Every driver in New Jersey must carry the minimum amounts of car insurance that are lawfully required, but it is always an option to increase the amount of coverage. The minimum amount of PIP coverage is $15,000 on a standard plan. However, most New Jersey drivers choose to purchase $250,000 in PIP insurance to cover serious or catastrophic injuries.
Limited Right to Sue vs. Unlimited Right to Sue Insurance
A “Basic” policy in New Jersey comes with only the required types of car insurance, listed above. Vehicle owners in the state also have the option of choosing a “Standard” policy, which includes bodily injury liability insurance. This will pay for the medical bills of others after an at-fault accident or if the policyholder is sued. With a Standard car insurance policy, a driver in New Jersey can choose between “limited” right to sue and “unlimited” right to sue coverage.

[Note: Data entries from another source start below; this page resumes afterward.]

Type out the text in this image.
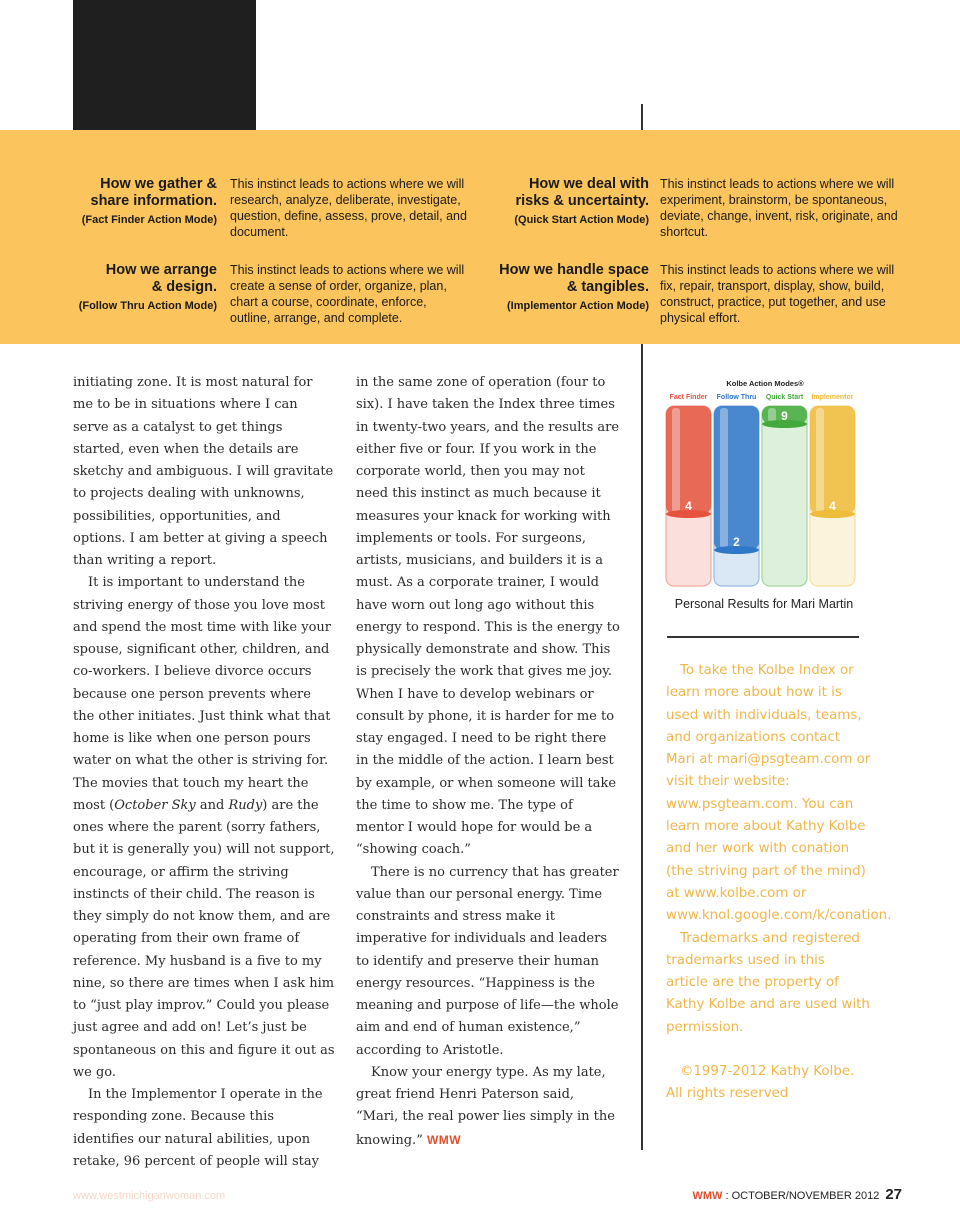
How we gather &
share information.
(Fact Finder Action Mode)
This instinct leads to actions where we will research, analyze, deliberate, investigate, question, define, assess, prove, detail, and document.
How we deal with
risks & uncertainty.
(Quick Start Action Mode)
This instinct leads to actions where we will experiment, brainstorm, be spontaneous, deviate, change, invent, risk, originate, and shortcut.
How we arrange
& design.
(Follow Thru Action Mode)
This instinct leads to actions where we will create a sense of order, organize, plan, chart a course, coordinate, enforce, outline, arrange, and complete.
How we handle space
& tangibles.
(Implementor Action Mode)
This instinct leads to actions where we will fix, repair, transport, display, show, build, construct, practice, put together, and use physical effort.

initiating zone. It is most natural for me to be in situations where I can serve as a catalyst to get things started, even when the details are sketchy and ambiguous. I will gravitate to projects dealing with unknowns, possibilities, opportunities, and options. I am better at giving a speech than writing a report.

It is important to understand the striving energy of those you love most and spend the most time with like your spouse, significant other, children, and co-workers. I believe divorce occurs because one person prevents where the other initiates. Just think what that home is like when one person pours water on what the other is striving for. The movies that touch my heart the most (October Sky and Rudy) are the ones where the parent (sorry fathers, but it is generally you) will not support, encourage, or affirm the striving instincts of their child. The reason is they simply do not know them, and are operating from their own frame of reference. My husband is a five to my nine, so there are times when I ask him to “just play improv.” Could you please just agree and add on! Let’s just be spontaneous on this and figure it out as we go.

In the Implementor I operate in the responding zone. Because this identifies our natural abilities, upon retake, 96 percent of people will stay

in the same zone of operation (four to six). I have taken the Index three times in twenty-two years, and the results are either five or four. If you work in the corporate world, then you may not need this instinct as much because it measures your knack for working with implements or tools. For surgeons, artists, musicians, and builders it is a must. As a corporate trainer, I would have worn out long ago without this energy to respond. This is the energy to physically demonstrate and show. This is precisely the work that gives me joy. When I have to develop webinars or consult by phone, it is harder for me to stay engaged. I need to be right there in the middle of the action. I learn best by example, or when someone will take the time to show me. The type of mentor I would hope for would be a “showing coach.”

There is no currency that has greater value than our personal energy. Time constraints and stress make it imperative for individuals and leaders to identify and preserve their human energy resources. “Happiness is the meaning and purpose of life—the whole aim and end of human existence,” according to Aristotle.

Know your energy type. As my late, great friend Henri Paterson said, “Mari, the real power lies simply in the knowing.” WMW

Kolbe Action Modes®
Fact Finder
4
Follow Thru
2
Quick Start
9
Implementor
4
Personal Results for Mari Martin

To take the Kolbe Index or learn more about how it is used with individuals, teams, and organizations contact Mari at mari@psgteam.com or visit their website: www.psgteam.com. You can learn more about Kathy Kolbe and her work with conation (the striving part of the mind) at www.kolbe.com or www.knol.google.com/k/conation.

Trademarks and registered trademarks used in this article are the property of Kathy Kolbe and are used with permission.

©1997-2012 Kathy Kolbe. All rights reserved

www.westmichiganwoman.com	WMW : OCTOBER/NOVEMBER 2012 27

Limited right to sue costs less for the vehicle owner. With this type of insurance, an injured accident victim can pursue legal action against the driver at fault for the accident outside of New Jersey’s no-fault law and PIP coverage. However, this option is only available if the victim suffers a significant injury, such as permanent scarring or disfigurement, a displaced bone fracture, the loss of a body part, permanent injury, or the loss of a fetus. The death of an individual will also entitle a policyholder to sue the at-fault party.
With unlimited right to sue insurance, there is no injury threshold. After a car accident that causes any level of injury or damage, a victim with this type of insurance can file a claim against the at-fault party. A victim can also recover pain and suffering damages, which are not always available with the limited right to sue option. The tradeoff is that this insurance costs more money and the victim must prove that the third party is at fault for causing the car accident to qualify for coverage.